"In those days spirits were brave, the stakes were high. Men were real men, women were real women, and small furry creatures from Alpha Centauri were real small furry creatures from Alpha Centauri." - Douglas Adams, The Hitch-Hiker's Guide to the Galaxy
There is a certain serious misunderstanding going on with the Chazal/science issue, for which I must share some of the blame, since I have not been at all clear enough about it.
When I quote dozens of Rishonim and Acharonim who say that Chazal erred in their cosmological statements, as shown on Pesachim 94b, or in their mathematical statements, as shown on Eruvin 76b, I do not mean to claim that they would all fully endorse my approach on these issues. Similarly, some people have objected that just because Rishon X agreed that Chazal were wrong about the sun's path at night, it doesn't mean that he would freely say that Chazal were wrong in other places, where other members of Chazal don't acknowledge any error - and this is true.
Allow me to explain. Times change. In the medieval period, in both Christian and Moslem lands, there was a widespread belief in the general decline of civilization and mankind. A while ago, I posted about the topic of yeridas hadoros, and many people took it as self-evident that it doesn't mean that earlier generations were actually more intelligent. Well, the fact is that most Rishonim (with the probable exception of Rambam) took it for granted that earlier generations were indeed more intelligent - gentiles as well as Jews. And superior in every way. When the Noda B'Yehudah insisted that people in his time couldn't possibly be taller than people in antiquity, because of yeridas hadoros, this was not an unusual idea.
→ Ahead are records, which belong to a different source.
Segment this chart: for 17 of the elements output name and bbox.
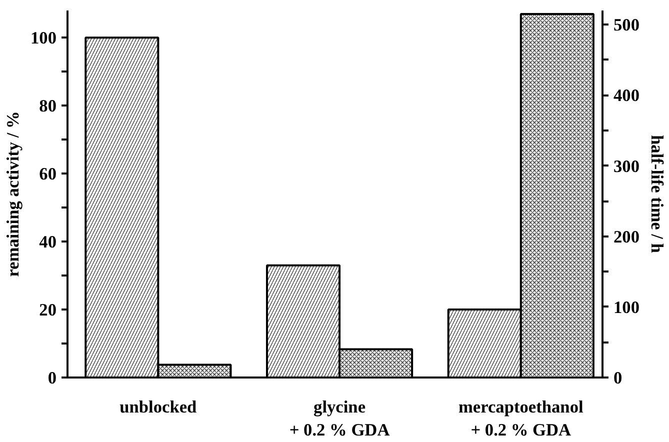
- y-tick-label: 80: [39, 96, 56, 116]
- y-tick-label: 20: [39, 300, 56, 320]
- x-tick-label: mercaptoethanol + 0.2 % GDA: [458, 398, 584, 440]
- y-tick-label: 0: [48, 368, 57, 388]
- y-tick-label: 60: [39, 164, 56, 184]
- y2-tick-label: 0: [614, 368, 622, 388]
- y2-tick-label: 100: [614, 298, 640, 317]
- y2-tick-label: 200: [614, 227, 640, 246]
- y-axis-title: remaining activity / %: [4, 111, 23, 277]
- y2-tick-label: 300: [614, 156, 640, 176]
- x-tick-label: unblocked: [120, 398, 198, 416]
- y2-tick-label: 500: [614, 16, 640, 35]
- x-tick-label: glycine + 0.2 % GDA: [289, 398, 390, 440]
- y2-axis-title: half-life time / h: [647, 135, 666, 254]
- y2-tick-label: 400: [614, 86, 640, 106]
- y-tick-label: 40: [39, 232, 56, 252]
- y-tick-label: 100: [30, 28, 57, 48]
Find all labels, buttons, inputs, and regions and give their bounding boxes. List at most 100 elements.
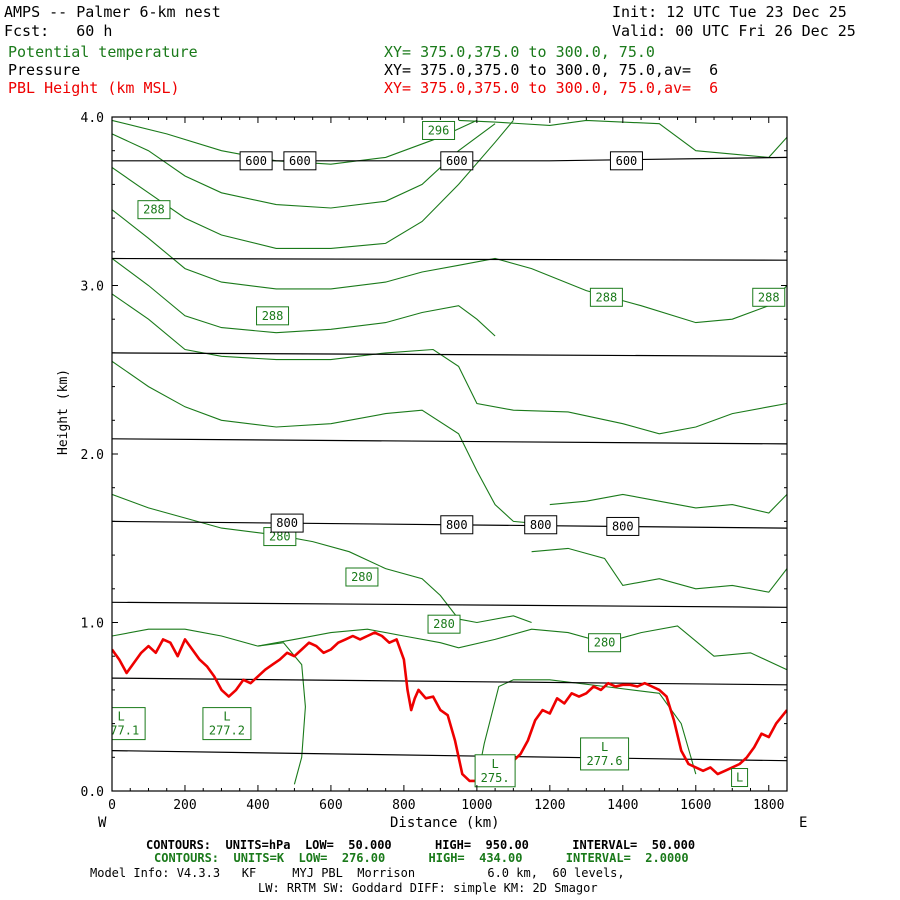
theta-label-3: 288 xyxy=(589,287,623,307)
theta-label-9-box xyxy=(112,707,146,741)
pressure-label-7-box xyxy=(606,516,640,536)
forecast-hour: Fcst: 60 h xyxy=(4,22,113,40)
x-tick-label: 1200 xyxy=(534,798,565,813)
pressure-contour-1 xyxy=(112,257,787,261)
pressure-label-3-box xyxy=(609,151,643,171)
y-tick-label: 4.0 xyxy=(81,111,104,126)
plot-background xyxy=(112,117,787,791)
pressure-label-5-text: 800 xyxy=(446,518,468,532)
x-tick-label: 1600 xyxy=(680,798,711,813)
x-tick-label: 400 xyxy=(246,798,269,813)
pressure-label-6-box xyxy=(524,515,558,535)
theta-contour-11 xyxy=(112,625,787,671)
pressure-legend-xy: XY= 375.0,375.0 to 300.0, 75.0,av= 6 xyxy=(384,61,719,79)
theta-label-7-box xyxy=(427,614,461,634)
theta-label-13-box xyxy=(731,768,749,788)
east-label: E xyxy=(799,815,808,831)
theta-contour-4 xyxy=(112,209,787,324)
model-info: Model Info: V4.3.3 KF MYJ PBL Morrison 6… xyxy=(90,866,625,880)
plot-area xyxy=(112,117,787,791)
pressure-label-1: 600 xyxy=(283,151,317,171)
y-tick-label: 2.0 xyxy=(81,448,104,463)
theta-label-6-text: 280 xyxy=(351,570,373,584)
pressure-label-1-box xyxy=(283,151,317,171)
theta-label-13: L xyxy=(731,768,749,788)
pbl-height-series xyxy=(112,631,787,783)
theta-label-4: 288 xyxy=(752,287,786,307)
pbl-height-line xyxy=(112,631,787,783)
pressure-label-6: 800 xyxy=(524,515,558,535)
theta-contour-6 xyxy=(112,293,787,435)
pressure-contour-5 xyxy=(112,601,787,608)
theta-label-11-text: 275. xyxy=(481,771,510,785)
x-tick-label: 200 xyxy=(173,798,196,813)
theta-contour-1 xyxy=(458,119,787,158)
theta-label-7: 280 xyxy=(427,614,461,634)
theta-label-2-text: 288 xyxy=(262,309,284,323)
theta-label-8: 280 xyxy=(588,633,622,653)
theta-contours xyxy=(112,119,787,785)
pressure-contour-3 xyxy=(112,438,787,445)
theta-contour-10 xyxy=(531,547,787,593)
theta-label-2-box xyxy=(256,306,290,326)
theta-label-1-box xyxy=(137,200,171,220)
theta-label-4-box xyxy=(752,287,786,307)
theta-legend-xy: XY= 375.0,375.0 to 300.0, 75.0 xyxy=(384,43,655,61)
theta-label-11-box xyxy=(474,754,516,788)
pressure-contour-2 xyxy=(112,352,787,357)
theta-label-3-text: 288 xyxy=(596,290,618,304)
x-tick-label: 1800 xyxy=(753,798,784,813)
theta-label-0: 296 xyxy=(422,120,456,140)
pbl-legend-xy: XY= 375.0,375.0 to 300.0, 75.0,av= 6 xyxy=(384,79,719,97)
theta-label-10-box xyxy=(202,707,252,741)
pressure-label-2-box xyxy=(440,151,474,171)
theta-label-8-text: 280 xyxy=(594,636,616,650)
pressure-legend-label: Pressure xyxy=(8,61,81,79)
pressure-label-0-box xyxy=(239,151,273,171)
theta-label-12-box xyxy=(580,737,630,771)
x-tick-label: 1400 xyxy=(607,798,638,813)
theta-contour-info: CONTOURS: UNITS=K LOW= 276.00 HIGH= 434.… xyxy=(154,851,689,865)
pressure-label-2: 600 xyxy=(440,151,474,171)
theta-label-0-box xyxy=(422,120,456,140)
theta-label-7-text: 280 xyxy=(433,617,455,631)
theta-label-12-text: 277.6 xyxy=(587,754,623,768)
theta-label-6: 280 xyxy=(345,567,379,587)
theta-contour-3 xyxy=(112,120,514,249)
theta-label-10-text: L xyxy=(223,710,230,724)
theta-contour-8 xyxy=(549,493,787,514)
pressure-contour-text: CONTOURS: UNITS=hPa LOW= 50.000 HIGH= 95… xyxy=(146,838,696,852)
theta-legend-label: Potential temperature xyxy=(8,43,198,61)
theta-contour-text: CONTOURS: UNITS=K LOW= 276.00 HIGH= 434.… xyxy=(154,851,689,865)
x-tick-label: 600 xyxy=(319,798,342,813)
pressure-label-4-text: 800 xyxy=(276,516,298,530)
pressure-label-2-text: 600 xyxy=(446,154,468,168)
pressure-contour-6 xyxy=(112,677,787,686)
theta-label-10-text: 277.2 xyxy=(209,724,245,738)
pressure-label-0: 600 xyxy=(239,151,273,171)
theta-label-13-text: L xyxy=(736,771,743,785)
chart-title: AMPS -- Palmer 6-km nest xyxy=(4,3,221,21)
x-axis-label: Distance (km) xyxy=(390,815,500,831)
y-tick-label: 0.0 xyxy=(81,785,104,800)
theta-label-9-text: 277.1 xyxy=(103,724,139,738)
pressure-labels: 600 600 600 600 800 800 800 800 xyxy=(239,151,643,536)
theta-label-5-text: 280 xyxy=(269,530,291,544)
pressure-label-7: 800 xyxy=(606,516,640,536)
theta-label-11-text: L xyxy=(491,757,498,771)
pressure-label-5-box xyxy=(440,515,474,535)
pressure-label-6-text: 800 xyxy=(530,518,552,532)
theta-contour-13 xyxy=(476,679,697,782)
pressure-label-1-text: 600 xyxy=(289,154,311,168)
theta-contour-12 xyxy=(257,642,306,785)
pressure-label-3-text: 600 xyxy=(616,154,638,168)
pressure-label-4: 800 xyxy=(270,513,304,533)
theta-label-6-box xyxy=(345,567,379,587)
y-tick-label: 3.0 xyxy=(81,280,104,295)
valid-time: Valid: 00 UTC Fri 26 Dec 25 xyxy=(612,22,856,40)
init-time: Init: 12 UTC Tue 23 Dec 25 xyxy=(612,3,847,21)
x-tick-label: 800 xyxy=(392,798,415,813)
Until relatively recently, it was a given that as one goes further back into antiquity, people (and animals!) were smarter, wiser, stronger, and longer-lived. Even when in the twelfth century, there gradually grew an awareness that contemporary figures could attain certain valuable insights, this was only delicately granted in a limited way by way of the metaphor of "dwarfs standing on the shoulders of giants." (See Melamed's "Al Kitfei Anakim" and the writings of Israel Ta-Shma for further discussion of this.)
So most of the Rishonim who acknowledged that Chazal were incorrect about the stars and spheres, and the sun's path at night, would have viewed that case as a peculiar aberration. They didn't believe that there were several other areas in which the knowledge of the latter generations exceeds that of the earlier generations.
On the other hand, these Rishonim are certainly not precedent for my opponents' approach, either. In fact, they oppose it. Allow me to explain further.
Times changed again. First of all, whereas in the medieval period, they actually didn't know much more about the world than Chazal knew, now we certainly do. The Rishonim would not have found other statements in Chazal that were conclusively scientifically disproved, but we do know of many such cases. Second, the whole idea that mankind in antiquity was more intelligent and wiser and stronger, etc., is no longer a popular belief. Nobody now accords Aristotle greater obedience than modern medicine.
There are several ramifications of all this. One is that of course you won't find these Rishonim discussing conflicts between Chazal and science in other areas, because they didn't know of any. Another is that those who seek to uphold the truth of all Chazal's statements have to use different tools than those available to the Rishonim. There were indeed Rishonim who argued for a general or even absolute truth to all Chazal's statements. But they did so because of a straightforward belief that in antiquity, people in general, and kal v'chomer Chazal, were more intelligent and wiser and knew much more about the world. Just as it would be ludicrous for a schoolchild to challenge Einstein about physics, it was ludicrous for anyone to challenge Aristotle about science - or Chazal. In recent times, however, nobody believes this. Thus, those who argued for Chazal's infallibility or near-infallibility had to devise new tools, such as arguing that Chazal were never speaking literally (as per Maharal), or claiming that Chazal benefited from ruach hakodesh/ sod Hashem liyreyav (as per Leshem). Furthermore, due to this new mechanism, and also for various other reasons, they ended up with the position that Chazal could never have been wrong about any scientific fact, especially something as basic as the sun's path at night - and they thereby went against the view of virtually all the Rishonim.
To put it another way: Azariah De Rossi claimed that he wasn't doing anything novel in his work Me'or Einayim, which was a critical evaluation of Chazal's statements about history. But of course he was. However, Maharal, who fiercely opposed to De Rossi and insisted that Chazal were speaking about metaphysical matters rather than history, was just as novel.
So what would these Rishonim (who acknowledge that Chazal erred about cosmology) say if they were alive today, with the knowledge that we have about the natural world? It's a pointless question. We just can't know. It's like the question of what Rambam would be if he were around today; everyone claims him as their own, from Briskers to Modern Orthodox to atheists.
Thus, the idea that we ourselves can point to Chazal being incorrect about a variety of things in the natural world can only be sourced to Rambam and a few other Geonim, Rishonim and Acharonim. But my opponents' claim - that everything Chazal said was with ruach hakodesh/ sod Hashem liyreyav/ a mesorah from Sinai - has no basis in any of the Rishonim.